Even so, Baker said at a press briefing at the Hynes last week, the decision to open vaccine bookings to all adults on Monday — a move that is also happening in much of the country — “is a significant milestone in our mission to vaccinate eligible residents and bring this pandemic to a close.”
With the state getting modest increases in its weekly vaccine allocations, and the White House ratcheting up direct shipments to CVS stores and other channels, the potential for frustrating residents eager for shots seems diminished. Still, there are places in Massachusetts where people still struggle to book their appointments.
At the Northampton vaccination clinic she runs, Merridith O’Leary, the city’s public health director, said appointments typically disappear in an hour or less.
“We need the supply,” O’Leary said. “We have the capacity and the resources. We just need the supply.”
The pre-registration system Baker administration officials installed last month has put hundreds of thousands of residents in the queue for shots even before they were eligible.
As of last week, over 1.6 million had pre-registered at mass vaccination sites and a half dozen regional vaccination centers, said Kate Reilly, spokeswoman for the state’s COVID-19 Response Command Center. More than 1 million of those have been contacted to schedule appointments, she said, while about 300,000 others had dropped their registration, often because they found vaccination slots through their own physicians or through local pharmacies.
State officials and injection site operators have already begun targeting outreach efforts to hesitant residents. Vaccinators have been sending doses from the Hynes to “pop-up” vaccination sites in Chelsea, Revere, New Bedford, Fall River, and Boston neighborhoods such as East Boston, Roxbury, and Mattapan.

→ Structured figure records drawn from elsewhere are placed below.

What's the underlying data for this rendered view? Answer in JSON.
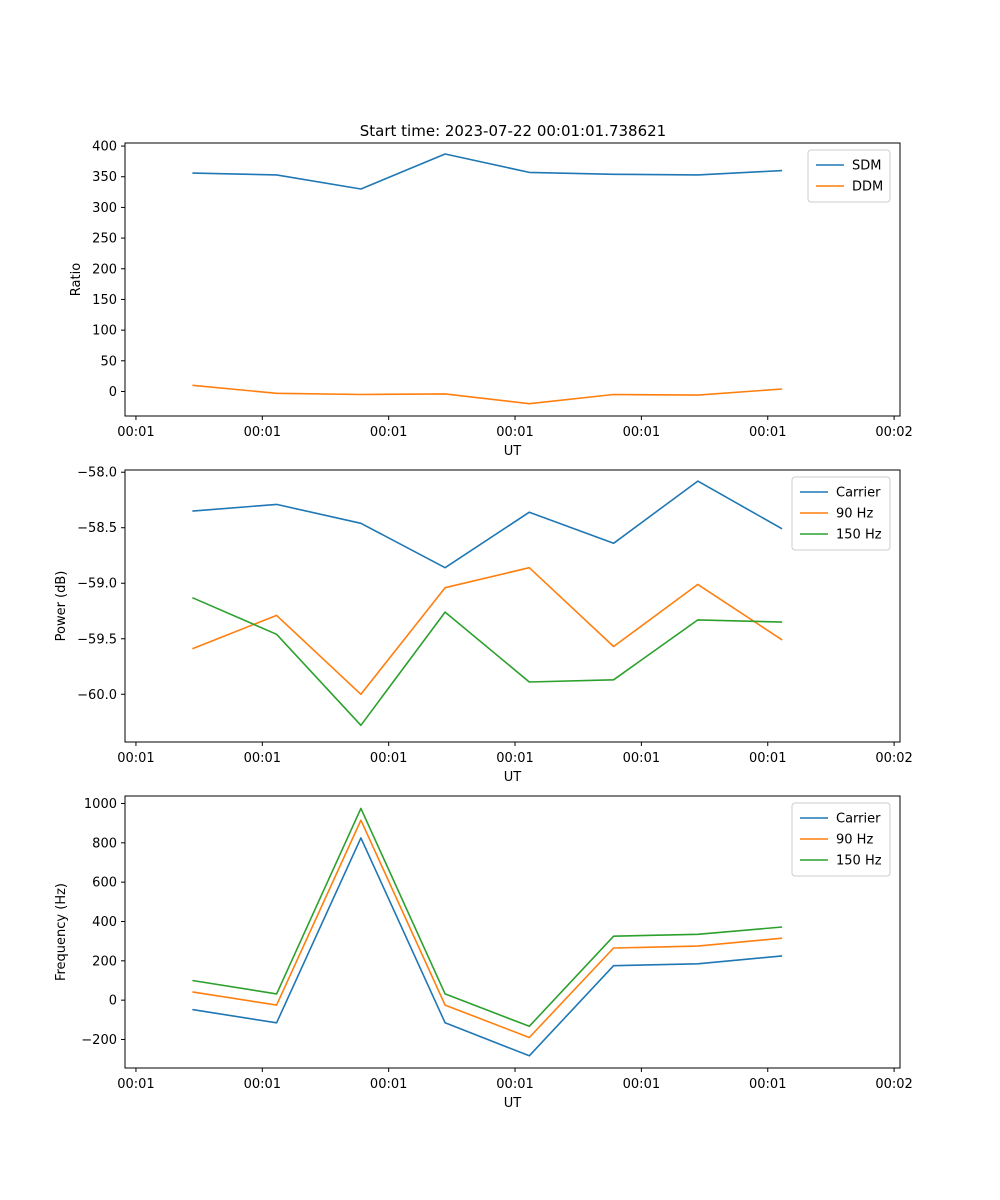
{
  "figure_title": "Start time: 2023-07-22 00:01:01.738621",
  "colors": {
    "blue": "#1f77b4",
    "orange": "#ff7f0e",
    "green": "#2ca02c"
  },
  "chart_data": [
    {
      "type": "line",
      "title": "Start time: 2023-07-22 00:01:01.738621",
      "xlabel": "UT",
      "ylabel": "Ratio",
      "x": [
        1,
        2,
        3,
        4,
        5,
        6,
        7,
        8
      ],
      "xlim": [
        0.2,
        9.4
      ],
      "xticks": [
        0.33,
        1.83,
        3.33,
        4.83,
        6.33,
        7.83,
        9.33
      ],
      "xtick_labels": [
        "00:01",
        "00:01",
        "00:01",
        "00:01",
        "00:01",
        "00:01",
        "00:02"
      ],
      "ylim": [
        -40,
        405
      ],
      "yticks": [
        0,
        50,
        100,
        150,
        200,
        250,
        300,
        350,
        400
      ],
      "ytick_labels": [
        "0",
        "50",
        "100",
        "150",
        "200",
        "250",
        "300",
        "350",
        "400"
      ],
      "legend_position": "top-right",
      "series": [
        {
          "name": "SDM",
          "color": "#1f77b4",
          "values": [
            356,
            353,
            330,
            387,
            357,
            354,
            353,
            360
          ]
        },
        {
          "name": "DDM",
          "color": "#ff7f0e",
          "values": [
            10,
            -3,
            -5,
            -4,
            -20,
            -5,
            -6,
            4
          ]
        }
      ]
    },
    {
      "type": "line",
      "title": "",
      "xlabel": "UT",
      "ylabel": "Power (dB)",
      "x": [
        1,
        2,
        3,
        4,
        5,
        6,
        7,
        8
      ],
      "xlim": [
        0.2,
        9.4
      ],
      "xticks": [
        0.33,
        1.83,
        3.33,
        4.83,
        6.33,
        7.83,
        9.33
      ],
      "xtick_labels": [
        "00:01",
        "00:01",
        "00:01",
        "00:01",
        "00:01",
        "00:01",
        "00:02"
      ],
      "ylim": [
        -60.43,
        -57.98
      ],
      "yticks": [
        -60.0,
        -59.5,
        -59.0,
        -58.5,
        -58.0
      ],
      "ytick_labels": [
        "−60.0",
        "−59.5",
        "−59.0",
        "−58.5",
        "−58.0"
      ],
      "legend_position": "top-right",
      "series": [
        {
          "name": "Carrier",
          "color": "#1f77b4",
          "values": [
            -58.35,
            -58.29,
            -58.46,
            -58.86,
            -58.36,
            -58.64,
            -58.08,
            -58.51
          ]
        },
        {
          "name": "90 Hz",
          "color": "#ff7f0e",
          "values": [
            -59.59,
            -59.29,
            -60.0,
            -59.04,
            -58.86,
            -59.57,
            -59.01,
            -59.51
          ]
        },
        {
          "name": "150 Hz",
          "color": "#2ca02c",
          "values": [
            -59.13,
            -59.46,
            -60.28,
            -59.26,
            -59.89,
            -59.87,
            -59.33,
            -59.35
          ]
        }
      ]
    },
    {
      "type": "line",
      "title": "",
      "xlabel": "UT",
      "ylabel": "Frequency (Hz)",
      "x": [
        1,
        2,
        3,
        4,
        5,
        6,
        7,
        8
      ],
      "xlim": [
        0.2,
        9.4
      ],
      "xticks": [
        0.33,
        1.83,
        3.33,
        4.83,
        6.33,
        7.83,
        9.33
      ],
      "xtick_labels": [
        "00:01",
        "00:01",
        "00:01",
        "00:01",
        "00:01",
        "00:01",
        "00:02"
      ],
      "ylim": [
        -345,
        1038
      ],
      "yticks": [
        -200,
        0,
        200,
        400,
        600,
        800,
        1000
      ],
      "ytick_labels": [
        "−200",
        "0",
        "200",
        "400",
        "600",
        "800",
        "1000"
      ],
      "legend_position": "top-right",
      "series": [
        {
          "name": "Carrier",
          "color": "#1f77b4",
          "values": [
            -48,
            -115,
            825,
            -115,
            -283,
            175,
            185,
            225
          ]
        },
        {
          "name": "90 Hz",
          "color": "#ff7f0e",
          "values": [
            42,
            -25,
            915,
            -25,
            -190,
            265,
            275,
            315
          ]
        },
        {
          "name": "150 Hz",
          "color": "#2ca02c",
          "values": [
            100,
            32,
            975,
            32,
            -133,
            325,
            335,
            372
          ]
        }
      ]
    }
  ]
}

And, the Baker administration said it was working with the Boston Red Sox and community organizations to sponsor “Red Sox Week” at the Hynes, reserving 20,000 first doses of vaccine at the site this week for communities of color.
To inoculate the people who are most hesitant to get the vaccine, Lynn health center’s Mahaniah said, “you will have to meet them where they are at, both philosophically and logistically.” In Lynn, he said, his health center is preparing to expand pop-up and mobile vaccine clinics, along with a door-to-door campaign.
The challenge Massachusetts will face in the coming weeks as supply begins to exceed demand is already surfacing in other states. New Hampshire is allowing out-of-state residents to be vaccinated there as of Monday, with Governor Chris Sununu citing an abundance of supply.
In Mississippi, tens of thousands of doses sat unwanted this month. And in Texas, vaccines are available at pharmacies in rural areas, even as city CVS locations remain booked.
In the big cities, “it’s a nightmare” to find a vaccine, said Kelly Cheek, a director of the Texas Rural Health Association. “But if you’re willing to drive three or four hours, you can find it.”
At several affiliates of North Country Healthcare, which serves a mostly rural patient population across New Hampshire, which has already expanded its eligibility to all adults, the last two weeks have marked a surprising shift, administrators said.
At first, the problem was inadequate supply: Providers had the capacity to administer five or 10 times as many doses of vaccine as they were receiving, said James Patry the system’s director of patient experience. Patients had to wait to book slots.
Now, as supply increases and hesitancy persists, Patry said, the hospital has a new challenge: “lack of arms to put the vaccine into.”
But on Patriots’ Day in Massachusetts, no one expects a shortage of arms just yet, and Martinez believes the state’s mass vaccination sites can handle the surge in traffic.
“We want to be ready to ride that wave,” he said.